Microfinance: no miracle cure for poverty after all?

Microfinance, an idea that first sprung up in the 1970s, earned its most famous proponent, Muhammad Yunus, a Nobel Peace prize in 2006. The idea that giving small loans to poor people and including them financially, could help lift them out of poverty has spread far and wide. The 2007 global financial crisis may have led to a small bump, but microfinance is on the rise: according to the data from the 2012 Microcredit Summit Campaign, the number of households that have availed a microloan has gone up from 7.6 million in 1997 to 137.5 million in 2010. India is no different. The industry continues to pick up after the SKS Microfinance controversy muddied the industry’s potential. According to the latest data from Microfinance Information Exchange, India currently has 31.3 million borrowers, with loans worth $5.1 billion disbursed.

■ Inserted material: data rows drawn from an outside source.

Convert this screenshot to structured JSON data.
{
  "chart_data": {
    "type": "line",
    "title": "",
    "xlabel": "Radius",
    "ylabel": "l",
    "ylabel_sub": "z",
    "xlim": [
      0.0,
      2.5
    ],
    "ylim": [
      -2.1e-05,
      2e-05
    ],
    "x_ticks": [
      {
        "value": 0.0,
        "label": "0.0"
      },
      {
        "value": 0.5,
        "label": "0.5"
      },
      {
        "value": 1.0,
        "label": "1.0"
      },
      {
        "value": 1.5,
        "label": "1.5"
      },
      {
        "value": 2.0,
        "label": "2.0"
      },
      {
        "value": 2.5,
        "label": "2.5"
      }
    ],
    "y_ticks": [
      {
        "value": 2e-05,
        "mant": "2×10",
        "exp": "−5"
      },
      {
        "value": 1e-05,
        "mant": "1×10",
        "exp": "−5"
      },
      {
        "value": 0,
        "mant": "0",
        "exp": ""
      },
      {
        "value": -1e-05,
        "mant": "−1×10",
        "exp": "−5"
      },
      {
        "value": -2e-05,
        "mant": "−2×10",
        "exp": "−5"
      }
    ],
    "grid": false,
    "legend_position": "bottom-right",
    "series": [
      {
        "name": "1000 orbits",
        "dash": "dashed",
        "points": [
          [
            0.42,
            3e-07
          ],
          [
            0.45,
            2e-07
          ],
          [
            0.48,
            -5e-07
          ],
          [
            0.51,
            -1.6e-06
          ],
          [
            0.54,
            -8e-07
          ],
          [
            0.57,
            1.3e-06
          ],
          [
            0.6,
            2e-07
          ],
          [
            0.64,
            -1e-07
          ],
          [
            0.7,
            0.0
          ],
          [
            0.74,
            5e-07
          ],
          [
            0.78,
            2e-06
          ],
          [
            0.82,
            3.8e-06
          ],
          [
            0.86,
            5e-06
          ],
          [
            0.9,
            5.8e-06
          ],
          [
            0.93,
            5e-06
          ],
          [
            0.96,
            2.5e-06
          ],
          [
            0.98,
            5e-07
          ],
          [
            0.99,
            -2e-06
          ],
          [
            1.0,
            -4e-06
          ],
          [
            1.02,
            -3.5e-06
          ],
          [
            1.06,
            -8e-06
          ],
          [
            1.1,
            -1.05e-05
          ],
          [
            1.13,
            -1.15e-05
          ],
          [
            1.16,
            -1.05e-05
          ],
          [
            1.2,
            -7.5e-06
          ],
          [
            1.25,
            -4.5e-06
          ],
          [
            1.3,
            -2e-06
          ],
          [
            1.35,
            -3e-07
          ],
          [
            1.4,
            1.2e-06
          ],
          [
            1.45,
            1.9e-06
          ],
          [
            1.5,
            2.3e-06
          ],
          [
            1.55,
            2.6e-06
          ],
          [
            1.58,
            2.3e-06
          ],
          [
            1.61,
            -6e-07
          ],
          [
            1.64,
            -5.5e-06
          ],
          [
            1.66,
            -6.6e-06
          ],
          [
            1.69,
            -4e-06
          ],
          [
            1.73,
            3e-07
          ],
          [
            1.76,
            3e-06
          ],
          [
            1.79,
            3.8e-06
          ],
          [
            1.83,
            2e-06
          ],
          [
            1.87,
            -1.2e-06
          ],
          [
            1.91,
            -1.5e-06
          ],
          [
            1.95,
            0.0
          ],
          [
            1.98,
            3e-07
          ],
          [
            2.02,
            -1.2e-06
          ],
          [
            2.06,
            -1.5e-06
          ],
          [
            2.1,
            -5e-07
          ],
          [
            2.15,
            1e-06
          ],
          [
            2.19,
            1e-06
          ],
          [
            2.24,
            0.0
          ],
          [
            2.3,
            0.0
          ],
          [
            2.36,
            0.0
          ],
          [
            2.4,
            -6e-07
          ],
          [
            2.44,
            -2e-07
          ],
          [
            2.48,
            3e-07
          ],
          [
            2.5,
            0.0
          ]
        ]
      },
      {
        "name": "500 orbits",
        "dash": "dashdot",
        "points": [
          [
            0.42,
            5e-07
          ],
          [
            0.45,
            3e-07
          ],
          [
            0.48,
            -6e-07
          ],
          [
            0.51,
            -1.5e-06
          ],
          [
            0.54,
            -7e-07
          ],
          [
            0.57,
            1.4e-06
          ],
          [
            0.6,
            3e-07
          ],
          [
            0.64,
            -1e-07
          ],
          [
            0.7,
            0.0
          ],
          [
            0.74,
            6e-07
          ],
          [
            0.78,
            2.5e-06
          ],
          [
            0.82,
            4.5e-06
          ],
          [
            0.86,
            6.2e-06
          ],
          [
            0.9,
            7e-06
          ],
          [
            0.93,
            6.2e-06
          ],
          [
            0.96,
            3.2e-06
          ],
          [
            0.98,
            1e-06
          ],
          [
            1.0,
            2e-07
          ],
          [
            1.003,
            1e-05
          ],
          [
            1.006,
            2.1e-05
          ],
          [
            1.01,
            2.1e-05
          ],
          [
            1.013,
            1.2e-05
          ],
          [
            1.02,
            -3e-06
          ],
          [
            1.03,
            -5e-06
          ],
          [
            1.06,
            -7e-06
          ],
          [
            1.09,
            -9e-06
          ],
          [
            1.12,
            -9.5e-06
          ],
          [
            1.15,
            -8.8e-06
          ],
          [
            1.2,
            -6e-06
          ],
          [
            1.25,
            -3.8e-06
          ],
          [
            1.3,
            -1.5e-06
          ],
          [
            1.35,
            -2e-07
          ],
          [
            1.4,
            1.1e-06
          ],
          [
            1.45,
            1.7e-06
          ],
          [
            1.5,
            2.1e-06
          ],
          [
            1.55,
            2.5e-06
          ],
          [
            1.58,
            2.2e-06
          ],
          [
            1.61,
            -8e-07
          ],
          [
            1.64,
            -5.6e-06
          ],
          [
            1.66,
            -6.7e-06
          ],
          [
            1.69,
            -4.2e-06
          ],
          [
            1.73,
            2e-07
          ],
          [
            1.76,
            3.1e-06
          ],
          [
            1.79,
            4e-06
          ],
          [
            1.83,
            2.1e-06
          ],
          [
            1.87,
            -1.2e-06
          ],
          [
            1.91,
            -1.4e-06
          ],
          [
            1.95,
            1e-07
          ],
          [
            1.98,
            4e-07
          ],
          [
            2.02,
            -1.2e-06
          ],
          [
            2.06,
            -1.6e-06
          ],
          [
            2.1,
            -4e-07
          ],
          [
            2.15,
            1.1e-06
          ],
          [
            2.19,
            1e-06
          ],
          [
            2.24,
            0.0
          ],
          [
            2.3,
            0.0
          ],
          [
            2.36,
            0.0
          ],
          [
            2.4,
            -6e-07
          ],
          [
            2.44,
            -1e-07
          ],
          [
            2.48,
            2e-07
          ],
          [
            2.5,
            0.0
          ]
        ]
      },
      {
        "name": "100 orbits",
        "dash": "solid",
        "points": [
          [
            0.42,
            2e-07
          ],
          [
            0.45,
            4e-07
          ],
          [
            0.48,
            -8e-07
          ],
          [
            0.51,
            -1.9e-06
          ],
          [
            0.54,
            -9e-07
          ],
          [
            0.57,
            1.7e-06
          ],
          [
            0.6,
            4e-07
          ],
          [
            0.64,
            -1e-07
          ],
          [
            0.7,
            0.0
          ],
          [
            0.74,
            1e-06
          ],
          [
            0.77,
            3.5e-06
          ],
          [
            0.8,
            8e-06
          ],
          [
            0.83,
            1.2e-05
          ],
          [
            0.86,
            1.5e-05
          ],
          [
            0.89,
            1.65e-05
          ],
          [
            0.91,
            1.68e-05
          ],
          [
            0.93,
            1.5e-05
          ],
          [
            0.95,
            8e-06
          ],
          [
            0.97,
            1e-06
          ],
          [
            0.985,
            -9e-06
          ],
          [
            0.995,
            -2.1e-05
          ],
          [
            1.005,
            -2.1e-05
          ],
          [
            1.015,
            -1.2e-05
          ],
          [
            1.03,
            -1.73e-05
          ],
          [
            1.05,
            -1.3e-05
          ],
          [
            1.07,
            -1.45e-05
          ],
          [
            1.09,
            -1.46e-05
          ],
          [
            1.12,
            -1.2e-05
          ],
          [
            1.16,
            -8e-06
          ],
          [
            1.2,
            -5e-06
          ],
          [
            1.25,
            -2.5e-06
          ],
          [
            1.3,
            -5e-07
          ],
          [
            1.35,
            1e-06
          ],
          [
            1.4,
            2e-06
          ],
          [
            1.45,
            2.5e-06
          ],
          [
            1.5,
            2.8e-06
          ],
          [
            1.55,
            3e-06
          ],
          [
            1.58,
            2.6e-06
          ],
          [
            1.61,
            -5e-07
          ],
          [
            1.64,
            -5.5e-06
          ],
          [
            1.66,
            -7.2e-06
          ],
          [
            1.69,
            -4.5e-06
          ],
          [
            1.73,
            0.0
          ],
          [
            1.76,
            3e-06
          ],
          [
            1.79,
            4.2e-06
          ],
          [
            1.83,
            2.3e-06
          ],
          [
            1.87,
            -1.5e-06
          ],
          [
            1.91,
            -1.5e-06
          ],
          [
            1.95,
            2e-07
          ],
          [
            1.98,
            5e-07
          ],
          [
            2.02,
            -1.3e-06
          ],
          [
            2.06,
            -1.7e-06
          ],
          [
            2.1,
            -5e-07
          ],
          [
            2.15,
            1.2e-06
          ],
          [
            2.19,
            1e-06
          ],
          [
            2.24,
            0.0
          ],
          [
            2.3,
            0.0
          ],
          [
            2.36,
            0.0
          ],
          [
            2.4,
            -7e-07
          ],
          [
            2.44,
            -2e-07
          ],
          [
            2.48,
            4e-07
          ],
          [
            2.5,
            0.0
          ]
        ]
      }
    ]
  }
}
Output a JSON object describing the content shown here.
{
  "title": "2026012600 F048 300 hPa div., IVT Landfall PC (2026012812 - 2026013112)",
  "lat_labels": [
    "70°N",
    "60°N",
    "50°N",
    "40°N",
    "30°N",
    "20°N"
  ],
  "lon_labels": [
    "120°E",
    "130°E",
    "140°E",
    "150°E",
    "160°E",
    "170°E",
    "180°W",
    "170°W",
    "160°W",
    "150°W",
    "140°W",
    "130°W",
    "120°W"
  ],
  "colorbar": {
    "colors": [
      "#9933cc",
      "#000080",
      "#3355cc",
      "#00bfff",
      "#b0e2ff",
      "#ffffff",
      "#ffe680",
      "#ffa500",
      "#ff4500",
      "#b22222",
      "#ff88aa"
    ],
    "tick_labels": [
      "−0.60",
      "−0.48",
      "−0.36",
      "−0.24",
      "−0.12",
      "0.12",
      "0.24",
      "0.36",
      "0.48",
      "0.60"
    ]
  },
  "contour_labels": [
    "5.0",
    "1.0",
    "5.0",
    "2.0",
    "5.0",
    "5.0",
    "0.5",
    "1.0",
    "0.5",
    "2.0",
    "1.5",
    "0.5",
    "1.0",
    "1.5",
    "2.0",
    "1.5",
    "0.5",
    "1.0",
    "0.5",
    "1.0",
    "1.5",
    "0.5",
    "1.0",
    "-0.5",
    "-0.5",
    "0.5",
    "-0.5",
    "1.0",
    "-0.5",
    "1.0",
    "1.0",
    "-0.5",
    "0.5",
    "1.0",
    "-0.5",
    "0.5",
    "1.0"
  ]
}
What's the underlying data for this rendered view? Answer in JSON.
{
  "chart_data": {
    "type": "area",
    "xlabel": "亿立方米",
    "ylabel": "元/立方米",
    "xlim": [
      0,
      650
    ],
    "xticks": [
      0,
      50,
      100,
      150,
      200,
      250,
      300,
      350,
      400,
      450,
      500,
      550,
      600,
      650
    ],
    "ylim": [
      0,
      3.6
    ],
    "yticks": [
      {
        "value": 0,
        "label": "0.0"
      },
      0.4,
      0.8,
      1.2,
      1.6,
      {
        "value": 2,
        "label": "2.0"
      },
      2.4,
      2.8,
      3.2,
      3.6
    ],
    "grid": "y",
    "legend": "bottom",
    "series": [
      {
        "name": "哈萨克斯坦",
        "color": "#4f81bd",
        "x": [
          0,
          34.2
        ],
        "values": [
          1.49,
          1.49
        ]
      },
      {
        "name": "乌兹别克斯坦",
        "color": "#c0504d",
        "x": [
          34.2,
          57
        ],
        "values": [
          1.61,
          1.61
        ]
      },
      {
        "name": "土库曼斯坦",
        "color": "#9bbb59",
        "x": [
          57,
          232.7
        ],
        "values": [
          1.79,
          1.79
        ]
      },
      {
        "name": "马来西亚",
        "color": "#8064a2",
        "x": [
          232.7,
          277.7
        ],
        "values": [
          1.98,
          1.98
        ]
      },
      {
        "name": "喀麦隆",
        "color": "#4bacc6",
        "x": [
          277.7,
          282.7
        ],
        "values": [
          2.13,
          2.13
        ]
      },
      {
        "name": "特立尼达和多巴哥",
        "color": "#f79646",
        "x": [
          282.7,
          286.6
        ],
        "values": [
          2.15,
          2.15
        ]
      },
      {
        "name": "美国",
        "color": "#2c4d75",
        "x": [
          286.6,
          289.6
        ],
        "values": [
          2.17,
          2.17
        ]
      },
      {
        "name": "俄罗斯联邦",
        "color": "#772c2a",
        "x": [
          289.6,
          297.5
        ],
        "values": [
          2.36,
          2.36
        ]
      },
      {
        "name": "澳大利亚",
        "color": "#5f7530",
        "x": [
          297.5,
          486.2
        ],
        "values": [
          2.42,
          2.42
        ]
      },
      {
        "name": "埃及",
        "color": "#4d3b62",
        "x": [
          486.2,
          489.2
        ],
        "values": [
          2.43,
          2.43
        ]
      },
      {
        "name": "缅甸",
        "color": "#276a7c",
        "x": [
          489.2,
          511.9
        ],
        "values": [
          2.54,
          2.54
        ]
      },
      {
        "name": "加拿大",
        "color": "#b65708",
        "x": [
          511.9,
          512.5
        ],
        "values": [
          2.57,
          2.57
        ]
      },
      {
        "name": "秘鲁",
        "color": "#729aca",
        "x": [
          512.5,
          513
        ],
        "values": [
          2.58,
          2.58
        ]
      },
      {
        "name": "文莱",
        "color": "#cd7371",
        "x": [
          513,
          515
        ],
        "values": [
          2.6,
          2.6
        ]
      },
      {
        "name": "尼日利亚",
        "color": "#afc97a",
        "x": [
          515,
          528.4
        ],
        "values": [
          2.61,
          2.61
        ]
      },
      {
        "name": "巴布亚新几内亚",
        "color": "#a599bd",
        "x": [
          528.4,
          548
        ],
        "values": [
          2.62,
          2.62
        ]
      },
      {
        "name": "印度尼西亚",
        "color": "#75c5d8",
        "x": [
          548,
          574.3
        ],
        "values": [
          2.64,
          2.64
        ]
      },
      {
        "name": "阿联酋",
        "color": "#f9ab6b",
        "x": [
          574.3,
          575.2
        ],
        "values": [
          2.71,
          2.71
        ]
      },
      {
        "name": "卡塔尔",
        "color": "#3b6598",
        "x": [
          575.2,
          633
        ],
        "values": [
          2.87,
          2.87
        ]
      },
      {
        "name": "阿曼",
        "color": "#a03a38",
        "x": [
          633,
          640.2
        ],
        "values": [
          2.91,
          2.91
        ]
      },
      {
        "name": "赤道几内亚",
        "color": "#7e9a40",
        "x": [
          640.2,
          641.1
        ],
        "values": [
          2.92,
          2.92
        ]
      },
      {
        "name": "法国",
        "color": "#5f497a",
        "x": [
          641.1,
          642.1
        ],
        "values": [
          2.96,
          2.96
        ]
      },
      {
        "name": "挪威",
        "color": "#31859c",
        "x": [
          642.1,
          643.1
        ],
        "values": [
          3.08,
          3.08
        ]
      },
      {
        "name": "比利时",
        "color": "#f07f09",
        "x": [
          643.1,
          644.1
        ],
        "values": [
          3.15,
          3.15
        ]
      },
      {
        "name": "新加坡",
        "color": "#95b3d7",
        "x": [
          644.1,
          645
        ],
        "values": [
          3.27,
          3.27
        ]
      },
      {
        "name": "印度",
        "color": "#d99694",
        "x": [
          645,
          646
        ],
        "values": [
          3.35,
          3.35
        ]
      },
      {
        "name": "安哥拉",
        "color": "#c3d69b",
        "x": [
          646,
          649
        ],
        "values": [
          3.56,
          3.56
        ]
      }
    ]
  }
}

Esther Duflo and Abhijit Banerji authors ‘Poor Economics,’ the much-cited book on understanding poverty, have published the latest verison of their paper ‘The Miracle of Microfinance? Evidence of a Randomized Trial.’ The updated paper was published last month, the other co-authors being Rachel Kinnerster and Cynthia Kinnan. The paper- a result of a research partnership between the Abdul Latif Jameel Poverty Action Lab (J-PAL) and the Center for Microfinance at IFMR- analyzes the impacts of microfinance when introduced in a new market.  52 slums were randomly selected in a Hyderabad neighborhood, for opening of a branch by microfinance company Spandana, while another 52 slums from the same area were left out. The results from this randomized trial were first reported in 2009, and updated in 2010, the latest update continues to throw up some startling results.

* Three to four years after the initial expansion (after many of the control slums had started getting credit from Spandana and other MFIs ), the probability of borrowing from an MFI in treatment and comparison slums was the same, but on average households in treatment slums had been borrowing for longer and in larger amounts.

* Consumption was still no different in treatment areas, and the average business was still no more profitable, although we find an increase in profits at the top end.

* We found no changes in any of the development outcomes that are often believed to be affected by microfinance, including health, education, and women’s empowerment.

“The results of this study are largely consistent with those of four other evaluations of similar programs in different contexts,” the authors conclude.

Read the full report here. The 2009 report can be found here.

2 thoughts on “Microfinance: no miracle cure for poverty after all?

  1. Good point. While Microfinance has doubtless provided some value to BoP communitis, its beneficial effects have been vastly overstated. Higher, sustainable incomes are the only way to bring people out of poverty and this requires skill training and job creation on a massive scale. Employement is the way out, not petty entrepreneuralism.

    • Thanks RJ for your comments. One of the lessons from microfinance experience is that single interventions don’t solve the entire problem. This is something that the impact investing advocates should learn quickly, otherwise there will be a lot of disillusioned investors in 5-7 years. Microfinance could never deliver on the expectations built up through the marketing hype created over the years. The same I fear, is happening with impact investing. Our focus at Chilasa is to build sustainable and profitable small businesses in disadvantaged communities that will create quality employment. As you point out this needs to be done on a massive scale. One of the big challenges is that The traditional VC approach is the wrong tool for the job. Unfortunately, this is the model that the impact investment community is largely based upon.